Combine extra kids-at-home days with my general lack of motivation and I’m not working enough. I’m not getting enough done. A whole month passed and I can’t point to anything.

Even the regular stuff. I can’t stay on top of the regular stuff.

The laundry. I can’t even think about the laundry. There’s not one corner of the house that feels relaxing, each vantage with its own to-do list taunting me. I don’t do enough around the house. I’m there all the time and still, all the dishes.

I just feel like the days are lost. One after another, they just fall off the calendar while I stare at the naked trees through the window. 

There’s some peculiar characteristic of motherhood that can make a woman feel like she is simultaneously not enough at every single thing she does. I would think that failing in one area would mean that another area is thriving, but it’s not like that.
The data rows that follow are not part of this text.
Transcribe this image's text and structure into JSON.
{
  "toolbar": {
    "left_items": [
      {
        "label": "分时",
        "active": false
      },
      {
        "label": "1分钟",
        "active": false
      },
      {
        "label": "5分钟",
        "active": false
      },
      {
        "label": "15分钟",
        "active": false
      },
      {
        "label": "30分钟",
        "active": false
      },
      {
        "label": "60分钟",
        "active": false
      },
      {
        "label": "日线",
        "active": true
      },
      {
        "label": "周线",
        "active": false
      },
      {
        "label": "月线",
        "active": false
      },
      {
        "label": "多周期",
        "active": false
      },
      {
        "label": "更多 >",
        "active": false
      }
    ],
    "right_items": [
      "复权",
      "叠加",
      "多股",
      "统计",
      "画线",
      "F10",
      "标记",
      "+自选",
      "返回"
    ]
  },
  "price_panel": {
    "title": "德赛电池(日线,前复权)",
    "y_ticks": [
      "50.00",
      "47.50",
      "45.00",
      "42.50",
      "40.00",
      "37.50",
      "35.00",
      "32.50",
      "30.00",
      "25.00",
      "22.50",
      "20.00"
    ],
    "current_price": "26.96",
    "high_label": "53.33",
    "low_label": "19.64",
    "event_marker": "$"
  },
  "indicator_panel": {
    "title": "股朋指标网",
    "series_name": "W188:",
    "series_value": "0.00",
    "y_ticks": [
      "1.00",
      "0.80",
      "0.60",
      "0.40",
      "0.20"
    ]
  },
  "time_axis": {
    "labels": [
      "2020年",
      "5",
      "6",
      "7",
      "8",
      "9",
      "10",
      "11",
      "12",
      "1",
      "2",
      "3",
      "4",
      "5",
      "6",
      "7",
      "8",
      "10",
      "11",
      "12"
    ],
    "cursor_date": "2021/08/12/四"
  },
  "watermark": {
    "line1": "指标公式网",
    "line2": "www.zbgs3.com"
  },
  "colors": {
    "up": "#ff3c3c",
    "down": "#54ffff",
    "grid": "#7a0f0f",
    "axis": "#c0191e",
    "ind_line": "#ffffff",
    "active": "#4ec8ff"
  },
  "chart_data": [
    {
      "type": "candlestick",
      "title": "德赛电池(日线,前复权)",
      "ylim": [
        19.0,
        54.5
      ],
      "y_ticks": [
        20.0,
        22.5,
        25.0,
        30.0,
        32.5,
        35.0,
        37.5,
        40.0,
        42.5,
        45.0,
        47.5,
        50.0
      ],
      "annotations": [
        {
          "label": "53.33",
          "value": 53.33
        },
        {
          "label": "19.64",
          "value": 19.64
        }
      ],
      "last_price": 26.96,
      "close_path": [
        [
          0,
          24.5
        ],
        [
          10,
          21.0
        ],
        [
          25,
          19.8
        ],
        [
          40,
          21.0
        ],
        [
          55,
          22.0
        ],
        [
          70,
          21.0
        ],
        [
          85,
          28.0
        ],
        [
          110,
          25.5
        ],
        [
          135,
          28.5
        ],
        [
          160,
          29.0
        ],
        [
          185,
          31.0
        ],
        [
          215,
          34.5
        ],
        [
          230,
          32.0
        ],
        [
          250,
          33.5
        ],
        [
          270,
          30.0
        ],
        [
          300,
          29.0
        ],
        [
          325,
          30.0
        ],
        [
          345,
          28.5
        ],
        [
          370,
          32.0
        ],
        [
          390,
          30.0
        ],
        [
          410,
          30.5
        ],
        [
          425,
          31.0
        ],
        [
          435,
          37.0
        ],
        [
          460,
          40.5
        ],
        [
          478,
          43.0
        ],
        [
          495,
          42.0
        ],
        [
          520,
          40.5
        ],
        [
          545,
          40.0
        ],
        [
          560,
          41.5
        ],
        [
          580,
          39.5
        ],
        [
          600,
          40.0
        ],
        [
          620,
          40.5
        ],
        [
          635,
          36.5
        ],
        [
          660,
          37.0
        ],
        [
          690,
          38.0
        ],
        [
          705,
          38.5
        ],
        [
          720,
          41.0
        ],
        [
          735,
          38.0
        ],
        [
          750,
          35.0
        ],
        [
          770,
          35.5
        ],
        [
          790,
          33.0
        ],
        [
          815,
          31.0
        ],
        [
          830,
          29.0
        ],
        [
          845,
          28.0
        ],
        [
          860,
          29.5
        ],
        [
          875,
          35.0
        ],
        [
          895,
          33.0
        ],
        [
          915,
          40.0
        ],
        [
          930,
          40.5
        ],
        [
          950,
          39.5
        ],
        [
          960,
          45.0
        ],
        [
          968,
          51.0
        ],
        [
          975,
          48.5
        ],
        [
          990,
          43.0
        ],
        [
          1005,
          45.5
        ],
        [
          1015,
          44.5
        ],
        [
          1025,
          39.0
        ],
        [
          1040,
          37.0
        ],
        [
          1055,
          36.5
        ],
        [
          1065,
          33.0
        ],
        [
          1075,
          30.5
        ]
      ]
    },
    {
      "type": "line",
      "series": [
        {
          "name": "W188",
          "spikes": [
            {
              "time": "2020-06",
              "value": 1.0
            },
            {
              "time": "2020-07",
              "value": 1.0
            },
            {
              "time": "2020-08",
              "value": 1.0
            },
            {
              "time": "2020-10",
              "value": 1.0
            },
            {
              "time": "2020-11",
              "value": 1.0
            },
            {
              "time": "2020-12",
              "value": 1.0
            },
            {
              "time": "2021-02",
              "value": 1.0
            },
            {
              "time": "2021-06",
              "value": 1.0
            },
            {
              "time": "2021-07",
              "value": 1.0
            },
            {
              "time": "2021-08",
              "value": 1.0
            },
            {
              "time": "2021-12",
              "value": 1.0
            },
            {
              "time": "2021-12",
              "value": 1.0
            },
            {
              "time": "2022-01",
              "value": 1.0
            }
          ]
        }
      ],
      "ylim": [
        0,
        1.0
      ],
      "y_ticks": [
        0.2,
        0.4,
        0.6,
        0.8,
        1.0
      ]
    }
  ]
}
When my energy is low and I’m feeling very self-judge-y, nothing is spared.

And kind of like the beginning of Moby Dick (see below) with wanting to knock the hats off of everyone’s heads, I know when things get like this, there’s just one thing I need to do. And it’s not get to sea.

It’s time to see a friend who understands, get away from the house and the kids and the need to prove anything and go have a coffee or a cocktail with a real live friend. And there’s actually something we need to toast—we’re almost there! Just one more week… 


* All due respect to Melville, but clearly, he means February.